White and dark chocolate cupcakes

A swirl of white chocolate and fresh vanilla frosting is an elegant finish to Charlotte Morgans double chocolate cupcake
By Charlotte Morgan
White and dark chocolate cupcakes
  • Rating:
  • Serves: makes 12
  • Cook Time: 20 minutes
  • Prep Time: 20 minutes plus 30 minutes refigeration
  • Effort: easy


For the sponge

  • 100 g self-raising flour, sifted
  • 20 g cocoa powder
  • 145 g golden caster sugar
  • 40 g butter, at room temperature
  • 120 ml whole milk
  • 1 large egg
  • 1/2 tsp vanilla extract
  • 1 tsp instant coffee, dissolved in 1 tsp hot water

For the white chocolate frosting

  • 280 g butter, at room temperature
  • 280 g icing sugar, sifted
  • 200 g white chocolate, melted and cooled
  • 1 vanilla pod, seeds removed

To decorate

  • Dark, milk and white chocolate buttons, if desired

Tips and Suggestions

Don't worry if your cupcake comes out of the oven looking a little flat - it's supposed to happen! A flat sponge is ideal when it comes to frosting the cupcake.
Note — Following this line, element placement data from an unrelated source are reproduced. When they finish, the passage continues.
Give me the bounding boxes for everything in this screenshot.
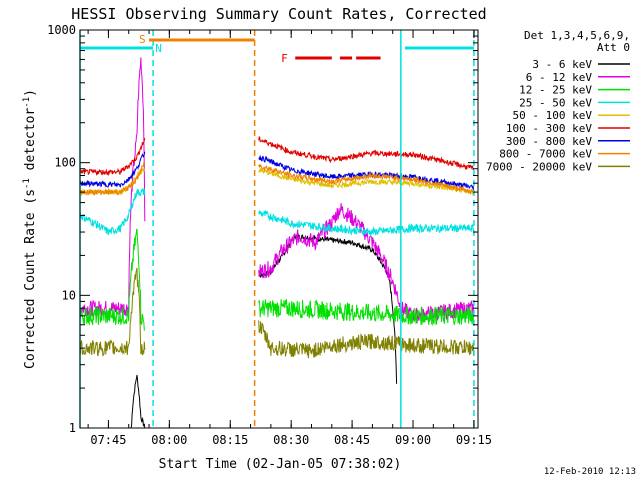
y-tick-label: 1000 <box>47 23 76 37</box>
series-line-7-seg1 <box>79 151 146 188</box>
series-line-5-seg2 <box>258 167 475 196</box>
x-tick-label: 08:45 <box>334 433 370 447</box>
x-tick-label: 08:00 <box>151 433 187 447</box>
legend-label-4: 25 - 50 keV <box>519 96 592 109</box>
legend-label-6: 100 - 300 keV <box>506 122 592 135</box>
x-tick-label: 09:00 <box>395 433 431 447</box>
plot-frame <box>79 29 479 429</box>
legend-label-9: 7000 - 20000 keV <box>486 160 592 173</box>
legend-label-8: 800 - 7000 keV <box>499 148 592 161</box>
legend-label-7: 300 - 800 keV <box>506 135 592 148</box>
series-line-4-seg2 <box>258 209 475 238</box>
x-tick-label: 08:15 <box>212 433 248 447</box>
legend-label-5: 50 - 100 keV <box>513 109 593 122</box>
series-line-6-seg1 <box>79 137 146 177</box>
x-axis-label: Start Time (02-Jan-05 07:38:02) <box>159 457 402 472</box>
series-line-4-seg1 <box>79 187 146 236</box>
series-line-2-seg1 <box>79 57 146 317</box>
annotation-f: F <box>281 52 288 65</box>
annotation-n: N <box>155 42 162 55</box>
y-tick-label: 100 <box>54 156 76 170</box>
footer-date: 12-Feb-2010 12:13 <box>544 467 636 477</box>
legend-title-attenuator: Att 0 <box>597 41 630 54</box>
y-tick-label: 10 <box>62 288 76 302</box>
series-line-1-seg1 <box>80 374 146 429</box>
series-line-8-seg1 <box>79 161 146 197</box>
x-tick-label: 09:15 <box>456 433 492 447</box>
series-line-2-seg2 <box>258 203 475 324</box>
annotation-s: S <box>139 33 146 46</box>
legend-label-2: 6 - 12 keV <box>526 71 593 84</box>
series-line-9-seg2 <box>258 320 475 359</box>
series-line-3-seg1 <box>79 228 145 331</box>
series-line-9-seg1 <box>79 267 146 357</box>
series-line-7-seg2 <box>258 155 475 190</box>
series-line-3-seg2 <box>258 299 475 326</box>
x-tick-label: 08:30 <box>273 433 309 447</box>
y-tick-label: 1 <box>69 421 76 435</box>
x-tick-label: 07:45 <box>90 433 126 447</box>
series-line-8-seg2 <box>258 164 475 196</box>
legend-title-detectors: Det 1,3,4,5,6,9, <box>524 29 630 42</box>
plot-area: SN F <box>79 30 475 429</box>
y-axis-label: Corrected Count Rate (s-1 detector-1) <box>22 89 38 369</box>
chart-title: HESSI Observing Summary Count Rates, Cor… <box>71 5 486 23</box>
series-line-6-seg2 <box>258 135 475 171</box>
legend-label-1: 3 - 6 keV <box>532 58 592 71</box>
legend-label-3: 12 - 25 keV <box>519 84 592 97</box>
1. For the sponge: preheat the oven to 180C/160C fan/gas 4 and line a 12-hole tin with cupcake paper cases. Tip the flour, cocoa powder, sugar and butter into a food processor and blitz on a slow speed for one minute, until you achieve a sandy consistency.

2. Gradually pour in half of the milk and beat until just incorporated. Dont worry if it looks a little messy at this stage it will come together! In a separate bowl, whisk the remaining milk together with the egg, vanilla extract and coffee. Pour into the batter and beat for a couple of minutes until smooth, scraping down the side of the bowl to catch any unmixed ingredients as you go.

3. Divide the mixture between the 12 paper cases, filling each one up two-thirds full. Bake in the preheated oven for 20 minutes or until the sponge bounces back when prodded with a finger. Leave to cool on a wire rack while you make the frosting.

4. For the frosting: Tip the butter and icing sugar into a food processor and beat until well combined. Using a spoon, fold through the white chocolate and vanilla seeds until well combined. Refrigerate for up to 30 minutes.

5. When the sponges have cooled completely, carefully spoon a third of the frosting into a piping bag and use it to decorate the first four cupcakes. Repeat until you have finished them all. Alternatively, just use a palette knife to spread about 2 tbsp of frosting onto each cupcake.

6. Decorate with chocolate buttons, if desired.